Progress 10/01/01 to 09/30/02

Outputs
While much of the research concerning the use of eastern hardwoods has concentrated on the consumption of higher quality timber, these forests contain vast quantities of lower quality timber. However, low quality does not mean low value and high quality does not necessarily mean high value because quality is a physical measurement while value is an economic measurement. While it is true that it takes greater effort to obtain clear material for low-quality timber, value also is based on what the market is willing to pay for esthetic characteristics (color, grain, and texture) or special uses of a species. For instance, lower grade red oak is currently more valuable than mid grade yellow-poplar because consumers currently find red oak more esthetically desirable and red oak is more suitable to produce hardwood flooring. The reason why it is important to separate the concepts of value from quality is that the value of a product is what determines what will be harvested and what will be left in the woods. Another factor that brings value to wood is technology.
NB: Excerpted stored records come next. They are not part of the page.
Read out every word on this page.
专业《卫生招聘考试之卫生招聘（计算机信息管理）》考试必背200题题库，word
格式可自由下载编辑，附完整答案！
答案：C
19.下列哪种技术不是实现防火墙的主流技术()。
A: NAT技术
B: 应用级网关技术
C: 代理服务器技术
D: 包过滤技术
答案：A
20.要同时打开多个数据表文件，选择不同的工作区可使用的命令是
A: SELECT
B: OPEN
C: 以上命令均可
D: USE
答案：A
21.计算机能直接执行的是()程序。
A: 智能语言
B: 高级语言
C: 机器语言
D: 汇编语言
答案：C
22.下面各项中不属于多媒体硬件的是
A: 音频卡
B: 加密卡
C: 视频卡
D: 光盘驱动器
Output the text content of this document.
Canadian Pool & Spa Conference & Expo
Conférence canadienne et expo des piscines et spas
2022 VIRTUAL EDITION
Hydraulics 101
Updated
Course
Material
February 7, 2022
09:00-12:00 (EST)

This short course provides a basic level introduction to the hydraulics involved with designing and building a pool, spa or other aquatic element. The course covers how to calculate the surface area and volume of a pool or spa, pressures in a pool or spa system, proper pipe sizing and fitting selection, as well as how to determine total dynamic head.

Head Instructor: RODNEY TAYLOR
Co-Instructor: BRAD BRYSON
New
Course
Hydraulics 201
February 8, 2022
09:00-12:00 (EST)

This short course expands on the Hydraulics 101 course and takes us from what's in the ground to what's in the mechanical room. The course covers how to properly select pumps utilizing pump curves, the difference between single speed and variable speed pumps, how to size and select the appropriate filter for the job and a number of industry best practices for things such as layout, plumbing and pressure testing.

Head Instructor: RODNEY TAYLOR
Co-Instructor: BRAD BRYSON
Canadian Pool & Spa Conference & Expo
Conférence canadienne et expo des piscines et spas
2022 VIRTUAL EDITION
Application of technology can range from simple ideas such as thin kerf sawing, more complex equipment such as linear log positioners and optimizing edgers, and information technology such as log sorting or coordinating log purchases to lumber inventories and expected sales. Regardless of the type of technology applied, the resulting economic efficiency can increase profits for the firm and eventually increase the value of stumpage. The need to develop and apply new technologies in lumber production is becoming more critical as shade tolerant species such as red maple displace red oak and other shade intolerant species. Because shade tolerant species can survive in the under story for a considerable period, the quality of the resulting timber can be low, thus increasing the cost of obtaining clear material. As domestic hardwood sawmill industries face increased global competition, increased use of new technologies will be critical for the sustainability of the industry.

Impacts
The impact of this research is that it isolates the difference between value and quality which allows timber owners and forest policy makers to make more informed decisions and explains how the development and adoption of new technologies can increase the value and use of a species or specific quality grades of a species.

Publications

  • Luppold, William G. 2001. Interrelationship between market demands, technology, and the northeastern forest resource with emphasis on Pennsylvania. In: Conserving future forest productivity; proceedings 2001 Penn State forest resources issues conference; 2001 March 20-21; University Park, PA. University Park, PA: Pennsylvania State University: 49-62.
  • Luppold, William; Bumgardner, Matthew S. 2002. What is low-value and/or low-grade hardwood? In: Forest Products Society 56th annual meeting; 2002 June 23-26; Madison, WI. Madison, WI: Forest Products Society: 44. Abstract.